How Isolation Impacts Identity

Anoushka TJ
2 min readMay 16, 2020

As human beings, we define ourselves based on our connections and relations with other people. Aristotle famously said, ‘“Man is by nature a social animal; an individual who is unsocial naturally and not accidentally is either beneath our notice or more than human.” Now, we all find ourselves in social isolation. This mandatory quarantine brings new experiences and frightening thoughts. During this uncertain time when many are confined to their houses, people will be finding their identities and daily lives undergoing change. Identity is usually defined socially, but when standing alone without any of their usual contexts, humans find themselves vulnerable, stripped of their comforting props. Under the present conditions of isolation, people are likely to find their sense of themselves shifting in ways which can be painful, yet which might also have positive elements; the ways in which we approach this problem will play a part helping or hindering these transformations of identity. Everything about life is changing for people all across the world, from India to South Africa.
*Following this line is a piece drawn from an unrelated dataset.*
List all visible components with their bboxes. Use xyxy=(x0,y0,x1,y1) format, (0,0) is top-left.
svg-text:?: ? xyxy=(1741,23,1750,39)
Isolation can mean family roles are changing as individual members within a family need to take on a lot, being without usual contexts and external help, or perhaps becoming more regressive. Drawing on my own family as a personal example, my mother, a 47-year-old full-time working woman, believes her ‘identity as a carer is quite central now’ as she must ‘look after the house, family, dog and children’. This adds new pressure and puts more emphasis on her role as a mother and wife as in addition to a worker. She stresses the concern that this is ‘unpaid care work’ and she has added responsibility due to the regular domestic carers, such as cleaners, who are now unable to come. My mother’s priorities are shifting, meaning who she is as a person is changing. Many working mothers are feeling their identities are changing in isolation as they are forced to take on more tasks at home, especially with the added pressure of their children being home 24/7, while still juggling their jobs.
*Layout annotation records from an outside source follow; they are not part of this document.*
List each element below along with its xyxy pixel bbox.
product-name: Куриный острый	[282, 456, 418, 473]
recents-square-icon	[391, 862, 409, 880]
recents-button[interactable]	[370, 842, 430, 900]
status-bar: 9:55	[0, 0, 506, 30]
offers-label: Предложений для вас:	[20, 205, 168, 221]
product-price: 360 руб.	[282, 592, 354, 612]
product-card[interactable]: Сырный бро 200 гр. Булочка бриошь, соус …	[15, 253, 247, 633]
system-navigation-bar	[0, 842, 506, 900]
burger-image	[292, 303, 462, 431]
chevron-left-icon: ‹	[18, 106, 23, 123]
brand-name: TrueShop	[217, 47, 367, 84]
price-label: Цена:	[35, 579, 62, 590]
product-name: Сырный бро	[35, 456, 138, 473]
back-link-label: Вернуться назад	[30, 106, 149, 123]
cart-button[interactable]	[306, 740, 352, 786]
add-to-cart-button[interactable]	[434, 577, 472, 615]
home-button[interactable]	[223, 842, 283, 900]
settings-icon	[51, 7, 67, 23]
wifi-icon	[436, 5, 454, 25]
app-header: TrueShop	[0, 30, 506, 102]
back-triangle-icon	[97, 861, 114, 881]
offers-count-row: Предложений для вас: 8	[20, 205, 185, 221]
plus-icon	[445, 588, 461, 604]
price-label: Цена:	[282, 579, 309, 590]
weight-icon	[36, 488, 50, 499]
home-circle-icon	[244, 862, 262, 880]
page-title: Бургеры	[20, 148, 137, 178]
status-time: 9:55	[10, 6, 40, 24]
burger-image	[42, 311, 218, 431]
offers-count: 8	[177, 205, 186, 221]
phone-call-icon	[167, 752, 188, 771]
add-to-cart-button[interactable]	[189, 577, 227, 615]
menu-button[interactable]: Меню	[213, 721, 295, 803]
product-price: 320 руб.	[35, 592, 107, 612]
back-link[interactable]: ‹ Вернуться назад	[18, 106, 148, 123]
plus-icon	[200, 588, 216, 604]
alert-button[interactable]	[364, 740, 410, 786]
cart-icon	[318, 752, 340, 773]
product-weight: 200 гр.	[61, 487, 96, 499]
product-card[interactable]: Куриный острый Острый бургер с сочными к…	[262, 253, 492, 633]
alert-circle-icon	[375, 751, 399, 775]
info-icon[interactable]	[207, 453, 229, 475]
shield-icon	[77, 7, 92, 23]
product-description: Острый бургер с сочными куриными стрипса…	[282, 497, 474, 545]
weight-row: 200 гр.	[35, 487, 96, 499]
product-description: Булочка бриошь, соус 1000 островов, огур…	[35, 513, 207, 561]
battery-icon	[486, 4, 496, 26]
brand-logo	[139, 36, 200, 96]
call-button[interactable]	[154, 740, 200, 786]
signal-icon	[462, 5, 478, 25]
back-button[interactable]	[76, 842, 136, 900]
As a GCSE student in the United Kingdom, I feel my identity and life has greatly changed. My exams were cancelled. Everything I was working for in the past two years has disappeared. Everything I was looking forward to has been taken away. Everything about my day-to-day life is different. I used to walk to school with my friends. Then, go to all my classes and eat lunch in the canteen. After this, I would walk home again, do some homework, watch TV and start the whole day again the next day. I found myself basing my identity on what my favourite classes were, who my friends were and what choices and actions I made throughout my day. Now, without these comfortable contexts and sense of routine, I feel as if the legs are being taken away from under me. My makeup is being wiped off my face and I am left with a bare, stripped-down, new identity. Aristotle said, ‘We are what we repeatedly do.’ Without my routine and repetition, who am I?